Добрую часть жизни ты с тоской смотрела вспять, и это рождало доплеровский эффект иного рода. Даже когда твое внимание было обращено на сегодняшние и завтрашние необходимые дела, ты слышала замирающий звук того, с чем рассталась. Оно приходило к тебе из вторых рук – сквозь письма Огасты Хадсон. Ты жила через нее опосредованно: ужинала с литературными мэтрами, гостила у Ла Фаржа[10] в Ньюпорте, обедала в Белом доме, путешествовала по Италии, посещала Святую Землю. Повседневная яркость светских обязанностей Огасты роняла на твою изнурительную бедность свои лучи сверху и сбоку – примерно так, как ты любила подсвечивать происходящее на твоих рисунках. Вот письмо, которое я только что читал, – ты написала его Огасте, когда она переезжала в свой особняк на Статен-Айленде[11], спроектированный Стэнфордом Уайтом[12]: “Прежде чем зажжешь огонь в своем новом камине, позови детей, поставь их в нем, скажи им, чтобы подняли головы и посмотрели вверх, и напиши их при таком освещении, а потом пришли мне”.

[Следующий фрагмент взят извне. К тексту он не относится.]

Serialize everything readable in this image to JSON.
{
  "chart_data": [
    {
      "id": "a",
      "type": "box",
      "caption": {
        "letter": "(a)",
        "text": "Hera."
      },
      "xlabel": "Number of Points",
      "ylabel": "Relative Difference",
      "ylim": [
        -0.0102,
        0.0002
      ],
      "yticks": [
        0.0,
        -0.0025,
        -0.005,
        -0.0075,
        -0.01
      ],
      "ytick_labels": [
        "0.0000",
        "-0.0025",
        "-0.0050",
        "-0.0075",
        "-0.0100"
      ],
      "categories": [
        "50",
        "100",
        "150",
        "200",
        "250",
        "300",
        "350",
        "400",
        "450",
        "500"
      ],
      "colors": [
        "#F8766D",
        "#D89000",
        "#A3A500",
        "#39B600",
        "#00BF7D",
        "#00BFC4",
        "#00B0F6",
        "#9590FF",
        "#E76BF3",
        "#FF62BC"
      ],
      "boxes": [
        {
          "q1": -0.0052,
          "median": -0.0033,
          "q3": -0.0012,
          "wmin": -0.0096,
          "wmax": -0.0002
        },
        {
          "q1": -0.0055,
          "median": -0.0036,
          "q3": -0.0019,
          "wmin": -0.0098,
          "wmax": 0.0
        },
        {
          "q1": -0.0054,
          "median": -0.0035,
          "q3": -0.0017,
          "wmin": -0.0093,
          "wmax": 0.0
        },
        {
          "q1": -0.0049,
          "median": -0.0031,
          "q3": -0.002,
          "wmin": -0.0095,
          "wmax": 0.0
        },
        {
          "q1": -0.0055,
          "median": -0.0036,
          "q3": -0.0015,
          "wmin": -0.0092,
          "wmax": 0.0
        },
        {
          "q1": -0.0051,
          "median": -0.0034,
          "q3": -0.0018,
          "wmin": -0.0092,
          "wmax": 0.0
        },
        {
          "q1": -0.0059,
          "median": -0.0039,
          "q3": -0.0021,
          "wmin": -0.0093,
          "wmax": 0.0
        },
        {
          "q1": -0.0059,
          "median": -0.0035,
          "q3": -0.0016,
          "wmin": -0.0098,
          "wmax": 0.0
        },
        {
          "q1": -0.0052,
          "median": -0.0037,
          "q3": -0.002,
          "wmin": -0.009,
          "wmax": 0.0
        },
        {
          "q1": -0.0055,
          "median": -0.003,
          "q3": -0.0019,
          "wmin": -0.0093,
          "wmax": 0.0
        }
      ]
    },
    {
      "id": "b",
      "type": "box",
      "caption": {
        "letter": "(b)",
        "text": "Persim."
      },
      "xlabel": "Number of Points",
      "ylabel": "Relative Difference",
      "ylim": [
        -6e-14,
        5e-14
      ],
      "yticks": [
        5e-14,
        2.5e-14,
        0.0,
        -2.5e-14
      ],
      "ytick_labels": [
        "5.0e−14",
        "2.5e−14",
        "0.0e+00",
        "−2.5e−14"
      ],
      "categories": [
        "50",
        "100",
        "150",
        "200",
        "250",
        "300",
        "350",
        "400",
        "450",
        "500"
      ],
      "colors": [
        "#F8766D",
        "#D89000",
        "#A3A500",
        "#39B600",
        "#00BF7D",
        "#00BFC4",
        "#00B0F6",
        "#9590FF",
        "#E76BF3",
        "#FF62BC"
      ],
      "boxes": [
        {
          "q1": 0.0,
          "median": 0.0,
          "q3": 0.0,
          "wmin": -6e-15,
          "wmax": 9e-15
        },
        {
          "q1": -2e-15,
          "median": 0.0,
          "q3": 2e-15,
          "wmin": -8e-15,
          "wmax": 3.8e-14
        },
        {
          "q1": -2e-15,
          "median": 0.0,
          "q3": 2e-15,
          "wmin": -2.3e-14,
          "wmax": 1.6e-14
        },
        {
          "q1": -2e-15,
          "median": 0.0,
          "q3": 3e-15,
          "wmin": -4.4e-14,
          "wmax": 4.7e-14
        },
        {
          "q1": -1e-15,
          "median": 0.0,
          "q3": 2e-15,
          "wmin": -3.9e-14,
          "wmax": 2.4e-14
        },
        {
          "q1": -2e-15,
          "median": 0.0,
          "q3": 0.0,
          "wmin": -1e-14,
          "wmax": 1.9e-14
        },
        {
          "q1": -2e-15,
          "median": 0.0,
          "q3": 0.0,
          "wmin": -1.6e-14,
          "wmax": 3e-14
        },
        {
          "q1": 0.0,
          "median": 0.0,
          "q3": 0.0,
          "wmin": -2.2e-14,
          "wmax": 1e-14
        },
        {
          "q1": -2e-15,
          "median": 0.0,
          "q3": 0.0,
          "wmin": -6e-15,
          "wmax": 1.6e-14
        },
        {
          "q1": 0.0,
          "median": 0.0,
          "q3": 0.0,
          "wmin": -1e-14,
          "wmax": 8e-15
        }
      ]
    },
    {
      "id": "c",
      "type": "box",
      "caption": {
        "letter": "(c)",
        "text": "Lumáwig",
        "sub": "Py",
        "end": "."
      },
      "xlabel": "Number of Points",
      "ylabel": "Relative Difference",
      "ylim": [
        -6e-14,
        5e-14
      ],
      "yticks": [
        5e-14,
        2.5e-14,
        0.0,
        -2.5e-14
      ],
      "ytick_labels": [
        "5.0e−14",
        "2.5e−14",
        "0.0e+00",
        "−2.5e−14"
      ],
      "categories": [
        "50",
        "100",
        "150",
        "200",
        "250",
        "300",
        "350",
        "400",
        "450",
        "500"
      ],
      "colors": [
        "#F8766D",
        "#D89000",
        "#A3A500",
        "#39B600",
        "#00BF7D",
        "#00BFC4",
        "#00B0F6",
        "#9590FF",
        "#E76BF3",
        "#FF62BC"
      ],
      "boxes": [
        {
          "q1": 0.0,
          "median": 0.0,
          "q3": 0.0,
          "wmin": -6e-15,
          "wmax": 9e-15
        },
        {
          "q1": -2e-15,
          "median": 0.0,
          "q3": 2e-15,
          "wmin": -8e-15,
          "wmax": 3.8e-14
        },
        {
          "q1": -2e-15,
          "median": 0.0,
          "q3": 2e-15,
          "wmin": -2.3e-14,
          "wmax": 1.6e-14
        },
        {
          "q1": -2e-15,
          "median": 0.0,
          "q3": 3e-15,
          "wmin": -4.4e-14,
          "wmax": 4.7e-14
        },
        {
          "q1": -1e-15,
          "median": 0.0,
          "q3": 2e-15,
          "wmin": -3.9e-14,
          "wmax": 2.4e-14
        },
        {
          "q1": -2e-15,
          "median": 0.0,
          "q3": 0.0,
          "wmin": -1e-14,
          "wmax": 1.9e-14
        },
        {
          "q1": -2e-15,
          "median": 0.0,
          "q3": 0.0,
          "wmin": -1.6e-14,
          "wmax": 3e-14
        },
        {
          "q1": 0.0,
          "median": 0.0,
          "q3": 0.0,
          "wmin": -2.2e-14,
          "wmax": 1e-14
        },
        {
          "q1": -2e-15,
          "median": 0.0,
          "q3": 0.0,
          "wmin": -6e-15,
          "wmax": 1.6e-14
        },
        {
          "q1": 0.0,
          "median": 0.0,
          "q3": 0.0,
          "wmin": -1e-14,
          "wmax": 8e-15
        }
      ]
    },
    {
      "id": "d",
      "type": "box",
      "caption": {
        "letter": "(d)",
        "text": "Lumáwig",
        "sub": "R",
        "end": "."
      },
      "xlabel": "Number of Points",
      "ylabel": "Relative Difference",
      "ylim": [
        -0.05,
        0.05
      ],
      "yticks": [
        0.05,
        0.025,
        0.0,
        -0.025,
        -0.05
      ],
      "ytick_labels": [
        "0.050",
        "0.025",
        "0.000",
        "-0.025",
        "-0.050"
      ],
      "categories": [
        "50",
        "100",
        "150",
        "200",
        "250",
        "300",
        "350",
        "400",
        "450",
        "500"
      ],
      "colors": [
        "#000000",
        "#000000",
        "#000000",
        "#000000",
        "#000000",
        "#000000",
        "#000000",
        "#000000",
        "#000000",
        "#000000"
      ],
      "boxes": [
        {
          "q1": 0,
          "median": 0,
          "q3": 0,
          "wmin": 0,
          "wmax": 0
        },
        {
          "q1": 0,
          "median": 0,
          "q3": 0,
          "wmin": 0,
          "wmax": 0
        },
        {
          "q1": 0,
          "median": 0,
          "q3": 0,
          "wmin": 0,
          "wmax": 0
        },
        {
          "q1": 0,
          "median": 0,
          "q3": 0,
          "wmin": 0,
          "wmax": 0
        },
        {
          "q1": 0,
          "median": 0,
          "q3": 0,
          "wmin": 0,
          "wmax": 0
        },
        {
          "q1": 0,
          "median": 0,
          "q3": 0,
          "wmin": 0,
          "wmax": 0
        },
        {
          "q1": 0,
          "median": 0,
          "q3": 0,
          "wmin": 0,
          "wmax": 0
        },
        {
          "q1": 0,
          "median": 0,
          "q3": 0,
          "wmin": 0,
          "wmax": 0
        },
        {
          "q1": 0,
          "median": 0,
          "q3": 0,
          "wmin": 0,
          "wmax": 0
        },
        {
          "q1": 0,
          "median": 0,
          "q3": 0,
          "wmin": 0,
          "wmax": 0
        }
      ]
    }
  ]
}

И где, спрашивается, жила бабушка, когда у нее возникла эта сентиментальная прихоть? В домике-землянке в каньоне Бойсе.

Не выйди она за того, за кого вышла, она занимала бы почетное место в кругу, который брак заставил ее покинуть. Ее любовь к моему дедушке я отнюдь не считаю фикцией, но она всегда, мне кажется, любила его как бы нехотя. Она, должно быть, подсознательно соглашалась с ним в том, что она выше и утонченнее него. Не знаю, настал ли такой момент, когда она вполне поняла и оценила его. Не знаю, пришло ли время, когда она изжила в себе Восток и весь этот пиетет в духе Эдит Уортон[13] так же безвозвратно, как девические клетки были заменены в ее теле новыми.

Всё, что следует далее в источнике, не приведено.